Ziekten en aandoeningen

Verschillende ziekten verstoren de communicatie tussen individuen synapsen en dus met signaaltransductie bij de chemische synaps. Een voorbeeld is de neuromusculaire aandoening myasthenia gravis, die de eindplaat van de spieren beïnvloedt. Het is een auto-immuunziekte met nog onbekende oorzaak. Bij deze ziekte produceert het lichaam autoantilichamen tegen de eigen weefsels van het lichaam. Bij spierziekte, deze antilichamen zijn gericht tegen het postsynaptische membraan op neuromusculaire eindplaten. Meestal is de autoantilichamen bij deze ziekte zijn acetylcholine receptor antilichamen​ Ze vallen de nicotine aan acetylcholine receptoren op de kruispunten tussen zenuwen en spieren. Het resulterende immunologische ontsteking vernietigt het lokale weefsel. Als gevolg hiervan wordt de communicatie tussen zenuw en spier verstoord doordat de interactie tussen acetylcholine en zijn receptor wordt belemmerd of zelfs verhinderd door de acetylcholinereceptor antilichamen​ Het actiepotentiaal kan daarom niet meer van de zenuw naar de spier gaan. De spier is daardoor niet meer prikkelbaar. De som van alle acetylcholinereceptoren neemt af terwijl de receptoren worden vernietigd door de immuunactiviteit.
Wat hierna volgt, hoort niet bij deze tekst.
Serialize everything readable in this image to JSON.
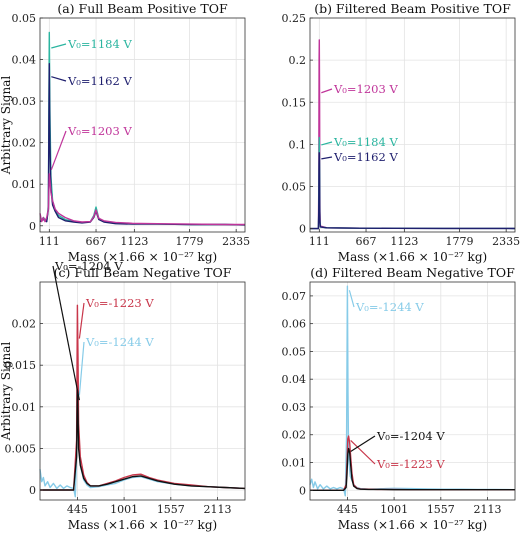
{
  "chart_data": [
    {
      "type": "line",
      "title": "(a) Full Beam Positive TOF",
      "xlabel": "Mass (×1.66 × 10⁻²⁷ kg)",
      "ylabel": "Arbitrary Signal",
      "xlim": [
        0,
        2440
      ],
      "ylim": [
        -0.0015,
        0.05
      ],
      "xticks": [
        111,
        667,
        1123,
        1779,
        2335
      ],
      "yticks": [
        0,
        0.01,
        0.02,
        0.03,
        0.04,
        0.05
      ],
      "ytick_labels": [
        "0",
        "0.01",
        "0.02",
        "0.03",
        "0.04",
        "0.05"
      ],
      "grid": true,
      "series": [
        {
          "name": "V₀=1184 V",
          "color": "#2bb5a0",
          "x": [
            0,
            40,
            80,
            100,
            106,
            111,
            118,
            130,
            150,
            180,
            220,
            300,
            400,
            500,
            600,
            640,
            667,
            700,
            760,
            900,
            1100,
            1400,
            1800,
            2200,
            2440
          ],
          "y": [
            0.001,
            0.002,
            0.001,
            0.005,
            0.03,
            0.0465,
            0.028,
            0.012,
            0.006,
            0.004,
            0.0025,
            0.0015,
            0.001,
            0.0008,
            0.001,
            0.0025,
            0.0045,
            0.0018,
            0.001,
            0.0006,
            0.0005,
            0.0004,
            0.0003,
            0.0003,
            0.0002
          ]
        },
        {
          "name": "V₀=1162 V",
          "color": "#1f1f6e",
          "x": [
            0,
            40,
            80,
            100,
            106,
            111,
            118,
            130,
            150,
            180,
            220,
            300,
            400,
            500,
            600,
            640,
            667,
            700,
            760,
            900,
            1100,
            1400,
            1800,
            2200,
            2440
          ],
          "y": [
            0.001,
            0.0015,
            0.001,
            0.004,
            0.025,
            0.039,
            0.02,
            0.009,
            0.005,
            0.0035,
            0.002,
            0.0012,
            0.0009,
            0.0007,
            0.0009,
            0.002,
            0.0035,
            0.0015,
            0.0009,
            0.0005,
            0.0004,
            0.0004,
            0.0003,
            0.0003,
            0.0002
          ]
        },
        {
          "name": "V₀=1203 V",
          "color": "#c0359a",
          "x": [
            0,
            20,
            40,
            60,
            80,
            100,
            106,
            111,
            118,
            130,
            150,
            180,
            220,
            300,
            400,
            500,
            600,
            640,
            667,
            700,
            760,
            900,
            1100,
            1400,
            1800,
            2200,
            2440
          ],
          "y": [
            0.003,
            0.001,
            0.002,
            0.001,
            0.002,
            0.004,
            0.009,
            0.0125,
            0.011,
            0.008,
            0.006,
            0.004,
            0.003,
            0.002,
            0.0012,
            0.0009,
            0.001,
            0.0022,
            0.0038,
            0.0018,
            0.0012,
            0.0008,
            0.0006,
            0.0005,
            0.0004,
            0.0003,
            0.0003
          ]
        }
      ]
    },
    {
      "type": "line",
      "title": "(b) Filtered Beam Positive TOF",
      "xlabel": "Mass (×1.66 × 10⁻²⁷ kg)",
      "ylabel": "",
      "xlim": [
        0,
        2440
      ],
      "ylim": [
        -0.004,
        0.25
      ],
      "xticks": [
        111,
        667,
        1123,
        1779,
        2335
      ],
      "yticks": [
        0,
        0.05,
        0.1,
        0.15,
        0.2,
        0.25
      ],
      "ytick_labels": [
        "0",
        "0.05",
        "0.1",
        "0.15",
        "0.2",
        "0.25"
      ],
      "grid": true,
      "series": [
        {
          "name": "V₀=1203 V",
          "color": "#c0359a",
          "x": [
            0,
            100,
            104,
            108,
            111,
            114,
            118,
            124,
            200,
            600,
            1000,
            1600,
            2200,
            2440
          ],
          "y": [
            0.0,
            0.0,
            0.04,
            0.2,
            0.224,
            0.15,
            0.02,
            0.003,
            0.001,
            0.0005,
            0.0004,
            0.0003,
            0.0003,
            0.0002
          ]
        },
        {
          "name": "V₀=1184 V",
          "color": "#2bb5a0",
          "x": [
            0,
            100,
            104,
            108,
            111,
            114,
            118,
            124,
            200,
            600,
            1000,
            1600,
            2200,
            2440
          ],
          "y": [
            0.0,
            0.0,
            0.02,
            0.09,
            0.108,
            0.07,
            0.01,
            0.002,
            0.001,
            0.0005,
            0.0004,
            0.0003,
            0.0003,
            0.0002
          ]
        },
        {
          "name": "V₀=1162 V",
          "color": "#1f1f6e",
          "x": [
            0,
            100,
            104,
            108,
            111,
            114,
            118,
            124,
            200,
            600,
            1000,
            1600,
            2200,
            2440
          ],
          "y": [
            0.0,
            0.0,
            0.015,
            0.075,
            0.09,
            0.06,
            0.008,
            0.002,
            0.001,
            0.0005,
            0.0004,
            0.0003,
            0.0003,
            0.0002
          ]
        }
      ]
    },
    {
      "type": "line",
      "title": "(c) Full Beam Negative TOF",
      "xlabel": "Mass (×1.66 × 10⁻²⁷ kg)",
      "ylabel": "Arbitrary Signal",
      "xlim": [
        0,
        2440
      ],
      "ylim": [
        -0.0012,
        0.025
      ],
      "xticks": [
        445,
        1001,
        1557,
        2113
      ],
      "yticks": [
        0,
        0.005,
        0.01,
        0.015,
        0.02
      ],
      "ytick_labels": [
        "0",
        "0.005",
        "0.01",
        "0.015",
        "0.02"
      ],
      "grid": true,
      "series": [
        {
          "name": "V₀=-1244 V",
          "color": "#86cbe8",
          "x": [
            0,
            20,
            40,
            60,
            90,
            120,
            160,
            200,
            240,
            280,
            320,
            360,
            400,
            420,
            436,
            445,
            452,
            460,
            480,
            520,
            560,
            600,
            700,
            800,
            900,
            1000,
            1100,
            1200,
            1300,
            1400,
            1600,
            1800,
            2000,
            2200,
            2440
          ],
          "y": [
            0.0025,
            0.001,
            0.0015,
            0.0005,
            0.001,
            0.0003,
            0.0008,
            0.0002,
            0.0006,
            0.0002,
            0.0005,
            0.0003,
            0.0002,
            -0.0008,
            0.004,
            0.0158,
            0.011,
            0.006,
            0.003,
            0.0012,
            0.0006,
            0.0003,
            0.0004,
            0.0006,
            0.0008,
            0.0012,
            0.0015,
            0.0016,
            0.0013,
            0.001,
            0.0007,
            0.0005,
            0.0004,
            0.0003,
            0.0002
          ]
        },
        {
          "name": "V₀=-1223 V",
          "color": "#c8364a",
          "x": [
            0,
            100,
            200,
            300,
            400,
            436,
            445,
            452,
            460,
            480,
            520,
            560,
            600,
            700,
            800,
            900,
            1000,
            1100,
            1200,
            1300,
            1400,
            1600,
            1800,
            2000,
            2200,
            2440
          ],
          "y": [
            0.0,
            0.0,
            0.0,
            0.0,
            0.0,
            0.006,
            0.0222,
            0.016,
            0.008,
            0.004,
            0.0018,
            0.0009,
            0.0005,
            0.0005,
            0.0008,
            0.0011,
            0.0015,
            0.0018,
            0.0019,
            0.0015,
            0.0012,
            0.0008,
            0.0006,
            0.0004,
            0.0003,
            0.0002
          ]
        },
        {
          "name": "V₀=-1204 V",
          "color": "#111111",
          "x": [
            0,
            100,
            200,
            300,
            400,
            436,
            445,
            452,
            460,
            480,
            520,
            560,
            600,
            700,
            800,
            900,
            1000,
            1100,
            1200,
            1300,
            1400,
            1600,
            1800,
            2000,
            2200,
            2440
          ],
          "y": [
            0.0,
            0.0,
            0.0,
            0.0,
            0.0,
            0.004,
            0.012,
            0.009,
            0.005,
            0.003,
            0.0014,
            0.0008,
            0.0005,
            0.0005,
            0.0007,
            0.001,
            0.0013,
            0.0016,
            0.0017,
            0.0014,
            0.0011,
            0.0007,
            0.0005,
            0.0004,
            0.0003,
            0.0002
          ]
        }
      ]
    },
    {
      "type": "line",
      "title": "(d) Filtered Beam Negative TOF",
      "xlabel": "Mass (×1.66 × 10⁻²⁷ kg)",
      "ylabel": "",
      "xlim": [
        0,
        2440
      ],
      "ylim": [
        -0.0035,
        0.075
      ],
      "xticks": [
        445,
        1001,
        1557,
        2113
      ],
      "yticks": [
        0,
        0.01,
        0.02,
        0.03,
        0.04,
        0.05,
        0.06,
        0.07
      ],
      "ytick_labels": [
        "0",
        "0.01",
        "0.02",
        "0.03",
        "0.04",
        "0.05",
        "0.06",
        "0.07"
      ],
      "grid": true,
      "series": [
        {
          "name": "V₀=-1244 V",
          "color": "#86cbe8",
          "x": [
            0,
            20,
            40,
            60,
            90,
            120,
            160,
            200,
            240,
            280,
            320,
            360,
            400,
            420,
            436,
            445,
            452,
            460,
            480,
            520,
            560,
            600,
            700,
            800,
            900,
            1000,
            1200,
            1400,
            1600,
            1800,
            2000,
            2200,
            2440
          ],
          "y": [
            0.002,
            0.004,
            0.001,
            0.003,
            0.0005,
            0.002,
            0.0005,
            0.0015,
            0.0005,
            0.001,
            0.0005,
            0.001,
            0.0005,
            -0.002,
            0.02,
            0.0735,
            0.035,
            0.012,
            0.005,
            0.002,
            0.001,
            0.0006,
            0.0004,
            0.0005,
            0.0006,
            0.0007,
            0.0006,
            0.0005,
            0.0004,
            0.0004,
            0.0003,
            0.0003,
            0.0002
          ]
        },
        {
          "name": "V₀=-1223 V",
          "color": "#c8364a",
          "x": [
            0,
            100,
            200,
            300,
            400,
            430,
            440,
            450,
            460,
            472,
            485,
            500,
            520,
            560,
            600,
            700,
            800,
            1000,
            1200,
            1600,
            2000,
            2440
          ],
          "y": [
            0.0,
            0.0,
            0.0,
            0.0,
            0.0,
            0.002,
            0.01,
            0.0185,
            0.0195,
            0.017,
            0.012,
            0.006,
            0.002,
            0.0008,
            0.0005,
            0.0004,
            0.0003,
            0.0003,
            0.0002,
            0.0002,
            0.0002,
            0.0002
          ]
        },
        {
          "name": "V₀=-1204 V",
          "color": "#111111",
          "x": [
            0,
            100,
            200,
            300,
            400,
            430,
            440,
            450,
            460,
            472,
            485,
            500,
            520,
            560,
            600,
            700,
            800,
            1000,
            1200,
            1600,
            2000,
            2440
          ],
          "y": [
            0.0,
            0.0,
            0.0,
            0.0,
            0.0,
            0.001,
            0.006,
            0.013,
            0.015,
            0.0135,
            0.009,
            0.004,
            0.0015,
            0.0006,
            0.0004,
            0.0003,
            0.0003,
            0.0002,
            0.0002,
            0.0002,
            0.0002,
            0.0002
          ]
        }
      ]
    }
  ]
}
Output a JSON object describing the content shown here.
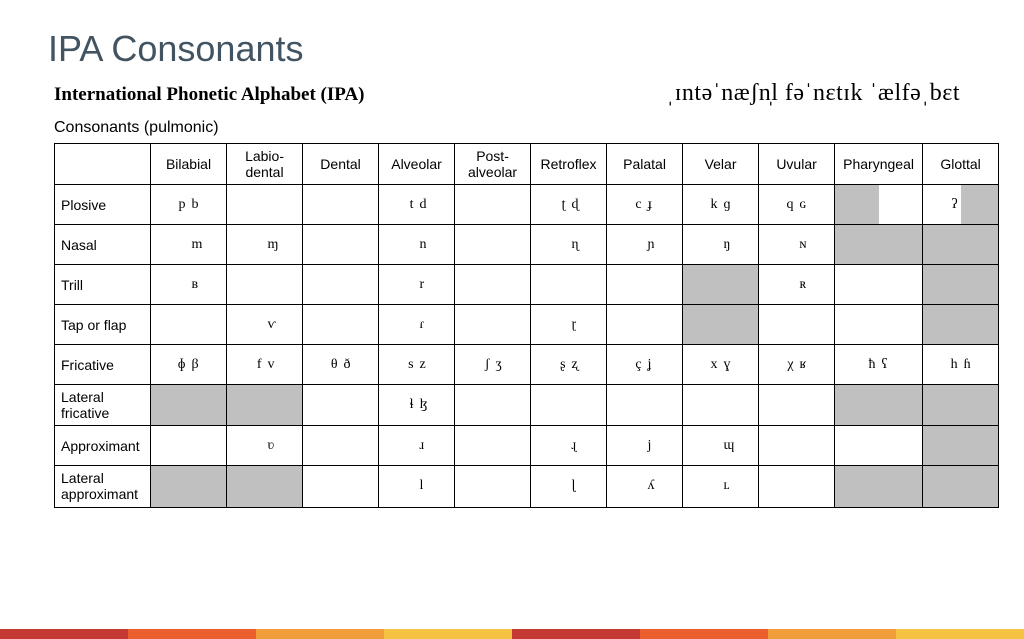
{
  "title": "IPA Consonants",
  "chart_title": "International Phonetic Alphabet (IPA)",
  "ipa_pronunciation": "ˌɪntəˈnæʃn̩l fəˈnɛtɪk ˈælfəˌbɛt",
  "sub_heading": "Consonants (pulmonic)",
  "colors": {
    "title": "#425462",
    "border": "#000000",
    "impossible_bg": "#c0c0c0",
    "footer": [
      "#c53934",
      "#eb5f2f",
      "#f19d39",
      "#f5c242",
      "#c53934",
      "#eb5f2f",
      "#f19d39",
      "#f5c242"
    ]
  },
  "places": [
    "Bilabial",
    "Labio-\ndental",
    "Dental",
    "Alveolar",
    "Post-\nalveolar",
    "Retroflex",
    "Palatal",
    "Velar",
    "Uvular",
    "Pharyngeal",
    "Glottal"
  ],
  "manners": [
    "Plosive",
    "Nasal",
    "Trill",
    "Tap or flap",
    "Fricative",
    "Lateral\nfricative",
    "Approximant",
    "Lateral\napproximant"
  ],
  "cells": {
    "Plosive": {
      "Bilabial": [
        "p",
        "b"
      ],
      "Alveolar": [
        "t",
        "d"
      ],
      "Retroflex": [
        "ʈ",
        "ɖ"
      ],
      "Palatal": [
        "c",
        "ɟ"
      ],
      "Velar": [
        "k",
        "ɡ"
      ],
      "Uvular": [
        "q",
        "ɢ"
      ],
      "Pharyngeal": [
        "#",
        ""
      ],
      "Glottal": [
        "ʔ",
        "#"
      ]
    },
    "Nasal": {
      "Bilabial": [
        "",
        "m"
      ],
      "Labio-\ndental": [
        "",
        "ɱ"
      ],
      "Alveolar": [
        "",
        "n"
      ],
      "Retroflex": [
        "",
        "ɳ"
      ],
      "Palatal": [
        "",
        "ɲ"
      ],
      "Velar": [
        "",
        "ŋ"
      ],
      "Uvular": [
        "",
        "ɴ"
      ],
      "Pharyngeal": [
        "#",
        "#"
      ],
      "Glottal": [
        "#",
        "#"
      ]
    },
    "Trill": {
      "Bilabial": [
        "",
        "ʙ"
      ],
      "Alveolar": [
        "",
        "r"
      ],
      "Uvular": [
        "",
        "ʀ"
      ],
      "Velar": [
        "#",
        "#"
      ],
      "Glottal": [
        "#",
        "#"
      ]
    },
    "Tap or flap": {
      "Labio-\ndental": [
        "",
        "ⱱ"
      ],
      "Alveolar": [
        "",
        "ɾ"
      ],
      "Retroflex": [
        "",
        "ɽ"
      ],
      "Velar": [
        "#",
        "#"
      ],
      "Glottal": [
        "#",
        "#"
      ]
    },
    "Fricative": {
      "Bilabial": [
        "ɸ",
        "β"
      ],
      "Labio-\ndental": [
        "f",
        "v"
      ],
      "Dental": [
        "θ",
        "ð"
      ],
      "Alveolar": [
        "s",
        "z"
      ],
      "Post-\nalveolar": [
        "ʃ",
        "ʒ"
      ],
      "Retroflex": [
        "ʂ",
        "ʐ"
      ],
      "Palatal": [
        "ç",
        "ʝ"
      ],
      "Velar": [
        "x",
        "ɣ"
      ],
      "Uvular": [
        "χ",
        "ʁ"
      ],
      "Pharyngeal": [
        "ħ",
        "ʕ"
      ],
      "Glottal": [
        "h",
        "ɦ"
      ]
    },
    "Lateral\nfricative": {
      "Alveolar": [
        "ɬ",
        "ɮ"
      ],
      "Bilabial": [
        "#",
        "#"
      ],
      "Labio-\ndental": [
        "#",
        "#"
      ],
      "Pharyngeal": [
        "#",
        "#"
      ],
      "Glottal": [
        "#",
        "#"
      ]
    },
    "Approximant": {
      "Labio-\ndental": [
        "",
        "ʋ"
      ],
      "Alveolar": [
        "",
        "ɹ"
      ],
      "Retroflex": [
        "",
        "ɻ"
      ],
      "Palatal": [
        "",
        "j"
      ],
      "Velar": [
        "",
        "ɰ"
      ],
      "Glottal": [
        "#",
        "#"
      ]
    },
    "Lateral\napproximant": {
      "Alveolar": [
        "",
        "l"
      ],
      "Retroflex": [
        "",
        "ɭ"
      ],
      "Palatal": [
        "",
        "ʎ"
      ],
      "Velar": [
        "",
        "ʟ"
      ],
      "Bilabial": [
        "#",
        "#"
      ],
      "Labio-\ndental": [
        "#",
        "#"
      ],
      "Pharyngeal": [
        "#",
        "#"
      ],
      "Glottal": [
        "#",
        "#"
      ]
    }
  }
}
De subsynaptische membranen vallen uiteen en endocytose leidt tot een autofagosoom. Transportblaasjes versmelten met de autofagosomen en de acetylcholinereceptoren veranderen als gevolg van deze immuunreactie. Met deze wijzigingen verandert de gehele eindplaat van de motor. De synaptische spleet verwijdt. Om deze reden diffundeert acetylcholine uit de synaptische spleet of wordt het gehydrolyseerd zonder te binden aan de receptor. Andere myasthenieën vertonen vergelijkbare effecten op de synaptische kloof en het prikkelende postsynaptische potentieel.